In those moments when synchronicity pays me a visit, I am awed, as though I’d been sent a special message from the Gods. Being present for the deaths of my father and my mother forced me to look again at my heritage, and to respect the values I hadn’t appreciated until later as ones I’d adopted from them by osmosis. Or maybe I’d been rewarded for my resolve (better late than not at all) to accept and love them as they lived. And the chameleon encounters could simply be saying my survival method of adapting and changing to match my environment is completely appropriate. The Songlines reminds me of my affinity with the desert, with nomads, and with indigenous peoples. And Maslow and Antoine de Saint Exupéry intersected in my life to validate my own search for truth.
More than anything, though, I realize that even an unsettled fool sings his landscape. There are moments when I catch the rhyme in my life, or should I say when the rhyme catches me, and in those moments I know that even as I walk alone on this alien planet, I am never lonely.

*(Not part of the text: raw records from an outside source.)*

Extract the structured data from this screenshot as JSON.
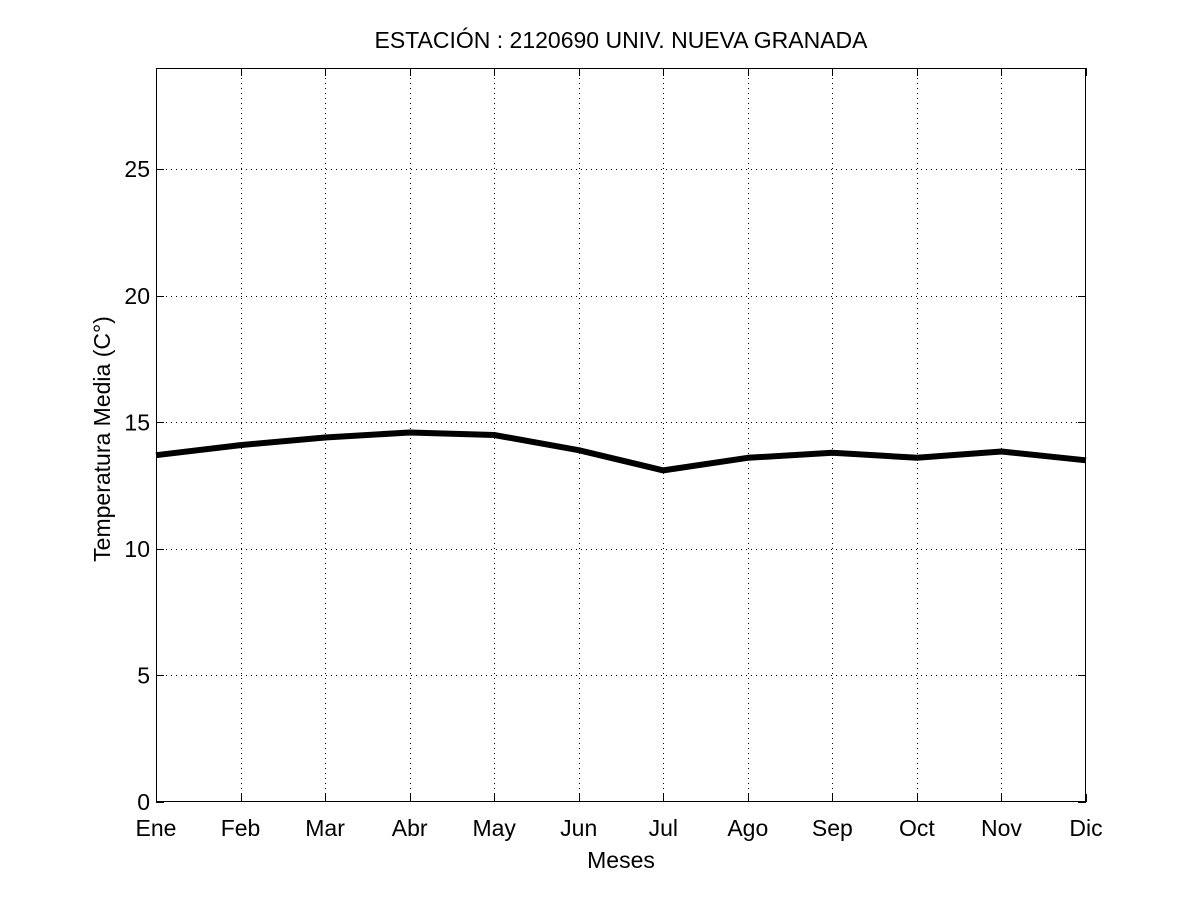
{
  "chart_data": {
    "type": "line",
    "title": "ESTACIÓN :  2120690  UNIV. NUEVA GRANADA",
    "xlabel": "Meses",
    "ylabel": "Temperatura Media (C°)",
    "categories": [
      "Ene",
      "Feb",
      "Mar",
      "Abr",
      "May",
      "Jun",
      "Jul",
      "Ago",
      "Sep",
      "Oct",
      "Nov",
      "Dic"
    ],
    "series": [
      {
        "values": [
          13.7,
          14.1,
          14.4,
          14.6,
          14.5,
          13.9,
          13.1,
          13.6,
          13.8,
          13.6,
          13.85,
          13.5
        ],
        "color": "#000000"
      }
    ],
    "ylim": [
      0,
      29
    ],
    "yticks": [
      0,
      5,
      10,
      15,
      20,
      25
    ],
    "grid": true,
    "grid_style": "dotted",
    "legend": "none"
  }
}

Outside my window, mid-morning sun glistens on maroon and orange and auburn apple trees as songbirds fill the air with melody, joyfully announcing their spring return. I watch and listen quietly, doing nothing, as the grass grows by itself. Sunny dandelions hold their heads up high, and I see a fawn has arrived to graze. Soon there are two of them, munching on succulent leaves. Perhaps they are brother and sister. A minute passes and a doe joins the young ones. And then a young buck arrives. Suddenly they all turn their heads towards the street, and in an instant they scamper up the hill and are gone.